F1 Taktik-Check GP Italien Darum musste Ferrari ins Risiko

Ferrari stand in der Vergangenheit oft wegen der Strategie in der Kritik. Beim Heimspiel in Monza wurde vor allem der frühe erste Leclerc-Stopp in der VSC-Phase hinterfragt. War die Taktik nachvollziehbar oder ist erneut Kritik angebracht?

Es ist aus Sicht von Ferrari wie verhext. Egal, von wo Max Verstappen startet, er gewinnt das Rennen. In Budapest von Platz 10, in Spa von Rang 14 und in Monza von Position 7. Da hilft Ferrari nicht einmal die Pole Position. In der ersten Saisonhälfte hätte Ferrari diese Rennen locker gewonnen. Jetzt stellt man sich im roten Lager nur noch die Frage, wie lange es dauert, bis Verstappen die Führung übernimmt. In Ungarn dauerte es 51 Runden, in Spa 18 und in Monza 12.

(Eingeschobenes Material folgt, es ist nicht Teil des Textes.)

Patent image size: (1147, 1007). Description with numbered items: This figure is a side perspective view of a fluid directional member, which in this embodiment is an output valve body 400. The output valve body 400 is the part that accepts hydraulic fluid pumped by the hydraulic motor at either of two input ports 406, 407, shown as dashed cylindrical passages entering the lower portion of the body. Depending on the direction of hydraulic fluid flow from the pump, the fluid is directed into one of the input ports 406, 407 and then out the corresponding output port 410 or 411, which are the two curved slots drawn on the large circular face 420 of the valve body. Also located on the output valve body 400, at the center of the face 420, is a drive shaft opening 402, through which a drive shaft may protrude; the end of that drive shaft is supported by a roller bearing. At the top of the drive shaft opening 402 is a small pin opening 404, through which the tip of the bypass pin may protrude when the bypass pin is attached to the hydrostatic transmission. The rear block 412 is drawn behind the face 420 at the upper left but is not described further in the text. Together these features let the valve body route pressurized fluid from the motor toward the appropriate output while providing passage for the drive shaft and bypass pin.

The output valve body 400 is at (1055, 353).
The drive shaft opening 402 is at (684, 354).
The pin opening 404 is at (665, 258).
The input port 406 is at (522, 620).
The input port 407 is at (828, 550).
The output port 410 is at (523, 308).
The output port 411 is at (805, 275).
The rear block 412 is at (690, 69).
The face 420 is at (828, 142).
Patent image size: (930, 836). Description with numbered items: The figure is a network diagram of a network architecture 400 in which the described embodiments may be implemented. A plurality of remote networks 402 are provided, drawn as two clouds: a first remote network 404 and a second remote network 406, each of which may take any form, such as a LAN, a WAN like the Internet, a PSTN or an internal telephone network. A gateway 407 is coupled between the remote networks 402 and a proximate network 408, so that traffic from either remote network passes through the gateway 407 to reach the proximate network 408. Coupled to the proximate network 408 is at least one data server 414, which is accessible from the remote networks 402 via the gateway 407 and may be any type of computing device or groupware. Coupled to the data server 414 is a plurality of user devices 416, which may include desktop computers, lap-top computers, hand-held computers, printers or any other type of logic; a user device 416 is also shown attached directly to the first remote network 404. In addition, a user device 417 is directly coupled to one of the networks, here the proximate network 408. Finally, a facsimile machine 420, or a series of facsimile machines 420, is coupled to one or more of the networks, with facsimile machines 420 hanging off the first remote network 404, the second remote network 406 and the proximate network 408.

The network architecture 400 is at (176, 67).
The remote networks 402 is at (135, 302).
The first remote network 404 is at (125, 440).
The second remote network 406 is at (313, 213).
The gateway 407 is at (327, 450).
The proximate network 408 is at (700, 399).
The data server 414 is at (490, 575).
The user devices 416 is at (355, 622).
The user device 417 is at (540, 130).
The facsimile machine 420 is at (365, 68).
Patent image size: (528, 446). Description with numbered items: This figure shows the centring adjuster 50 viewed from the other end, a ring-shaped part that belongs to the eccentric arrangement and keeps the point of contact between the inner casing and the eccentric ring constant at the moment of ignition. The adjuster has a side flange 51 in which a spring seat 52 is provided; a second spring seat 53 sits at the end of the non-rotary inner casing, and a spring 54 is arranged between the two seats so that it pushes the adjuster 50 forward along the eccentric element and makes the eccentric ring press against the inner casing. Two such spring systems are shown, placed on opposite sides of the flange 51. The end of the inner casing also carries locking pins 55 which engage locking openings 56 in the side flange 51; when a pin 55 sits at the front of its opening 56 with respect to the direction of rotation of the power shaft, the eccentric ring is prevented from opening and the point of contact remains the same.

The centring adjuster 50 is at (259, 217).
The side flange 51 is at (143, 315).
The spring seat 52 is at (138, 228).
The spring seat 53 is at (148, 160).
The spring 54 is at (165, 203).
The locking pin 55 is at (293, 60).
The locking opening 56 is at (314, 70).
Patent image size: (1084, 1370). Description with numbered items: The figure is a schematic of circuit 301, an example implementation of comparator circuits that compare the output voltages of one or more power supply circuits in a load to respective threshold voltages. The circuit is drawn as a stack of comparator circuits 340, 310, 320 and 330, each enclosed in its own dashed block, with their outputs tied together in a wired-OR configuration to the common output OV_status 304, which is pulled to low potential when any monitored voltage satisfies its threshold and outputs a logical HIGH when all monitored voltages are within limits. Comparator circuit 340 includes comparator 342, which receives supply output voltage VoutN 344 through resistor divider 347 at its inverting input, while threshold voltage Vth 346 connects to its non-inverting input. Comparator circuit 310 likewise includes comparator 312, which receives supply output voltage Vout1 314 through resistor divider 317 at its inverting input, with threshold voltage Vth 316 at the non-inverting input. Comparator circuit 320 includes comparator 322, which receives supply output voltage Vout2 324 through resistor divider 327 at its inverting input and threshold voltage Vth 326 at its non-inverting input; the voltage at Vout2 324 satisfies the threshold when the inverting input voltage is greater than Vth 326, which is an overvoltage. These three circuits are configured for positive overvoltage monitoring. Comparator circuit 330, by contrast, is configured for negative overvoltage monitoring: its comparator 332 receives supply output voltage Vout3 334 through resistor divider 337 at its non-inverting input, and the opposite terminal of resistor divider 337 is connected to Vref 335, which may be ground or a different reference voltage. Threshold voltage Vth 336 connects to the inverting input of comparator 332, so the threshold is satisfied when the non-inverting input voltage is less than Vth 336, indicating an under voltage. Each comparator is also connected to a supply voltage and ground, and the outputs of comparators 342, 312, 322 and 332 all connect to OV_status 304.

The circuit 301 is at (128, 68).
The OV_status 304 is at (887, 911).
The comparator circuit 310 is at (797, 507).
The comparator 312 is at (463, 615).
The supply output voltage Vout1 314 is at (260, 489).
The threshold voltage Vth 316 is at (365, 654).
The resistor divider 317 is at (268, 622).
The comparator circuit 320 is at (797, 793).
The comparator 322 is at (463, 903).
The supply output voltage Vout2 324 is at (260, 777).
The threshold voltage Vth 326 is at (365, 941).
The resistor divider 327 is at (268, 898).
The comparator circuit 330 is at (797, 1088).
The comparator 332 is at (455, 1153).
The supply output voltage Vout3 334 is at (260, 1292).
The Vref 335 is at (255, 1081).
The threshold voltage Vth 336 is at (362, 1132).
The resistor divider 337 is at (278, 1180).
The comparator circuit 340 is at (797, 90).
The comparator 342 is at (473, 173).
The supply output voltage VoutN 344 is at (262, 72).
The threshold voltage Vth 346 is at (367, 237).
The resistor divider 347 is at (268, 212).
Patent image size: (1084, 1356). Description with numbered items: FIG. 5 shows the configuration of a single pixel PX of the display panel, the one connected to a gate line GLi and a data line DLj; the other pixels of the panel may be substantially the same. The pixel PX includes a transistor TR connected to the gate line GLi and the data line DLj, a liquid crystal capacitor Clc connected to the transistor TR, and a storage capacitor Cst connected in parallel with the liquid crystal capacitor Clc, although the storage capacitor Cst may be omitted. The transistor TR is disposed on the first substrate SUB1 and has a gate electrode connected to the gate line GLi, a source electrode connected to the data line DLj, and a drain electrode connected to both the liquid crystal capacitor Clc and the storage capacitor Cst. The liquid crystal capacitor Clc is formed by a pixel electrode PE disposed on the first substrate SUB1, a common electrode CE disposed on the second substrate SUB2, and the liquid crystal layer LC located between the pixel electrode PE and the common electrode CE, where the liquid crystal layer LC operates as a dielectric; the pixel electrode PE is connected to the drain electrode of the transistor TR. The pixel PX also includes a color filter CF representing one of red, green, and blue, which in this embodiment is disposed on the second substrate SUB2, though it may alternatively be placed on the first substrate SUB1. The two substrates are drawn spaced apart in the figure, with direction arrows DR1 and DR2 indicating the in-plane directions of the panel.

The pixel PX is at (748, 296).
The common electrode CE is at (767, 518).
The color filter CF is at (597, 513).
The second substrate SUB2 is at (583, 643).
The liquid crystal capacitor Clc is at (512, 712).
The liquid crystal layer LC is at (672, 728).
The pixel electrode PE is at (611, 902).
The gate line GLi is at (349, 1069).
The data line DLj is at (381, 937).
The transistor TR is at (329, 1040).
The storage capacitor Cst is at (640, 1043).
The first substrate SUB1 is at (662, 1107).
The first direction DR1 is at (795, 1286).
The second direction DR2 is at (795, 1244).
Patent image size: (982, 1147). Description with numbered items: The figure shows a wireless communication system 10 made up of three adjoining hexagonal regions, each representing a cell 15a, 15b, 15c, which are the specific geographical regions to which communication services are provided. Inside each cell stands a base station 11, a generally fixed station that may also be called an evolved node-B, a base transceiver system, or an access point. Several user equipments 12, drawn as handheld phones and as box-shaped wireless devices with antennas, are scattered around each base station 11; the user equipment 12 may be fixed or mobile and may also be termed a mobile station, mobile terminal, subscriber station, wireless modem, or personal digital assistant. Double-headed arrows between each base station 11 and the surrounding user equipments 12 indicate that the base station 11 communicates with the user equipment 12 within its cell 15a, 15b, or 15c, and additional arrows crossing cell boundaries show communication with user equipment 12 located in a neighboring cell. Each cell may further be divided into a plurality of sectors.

Auf eine Runde ist der Ferrari immer noch so schnell wie der Red Bull. Im Rennen nicht mehr. Seit dem GP Frankreich frisst der Ferrari seine Reifen. Je nachdem, wohin sich die Fahrzeugbalance verschiebt. In Monza brachen die Vorderreifen ein. Charles Leclerc spürte schon nach zehn Runden Anzeichen davon. Zu dem Zeitpunkt hing ihm Verstappen beinahe schon im DRS-Bereich.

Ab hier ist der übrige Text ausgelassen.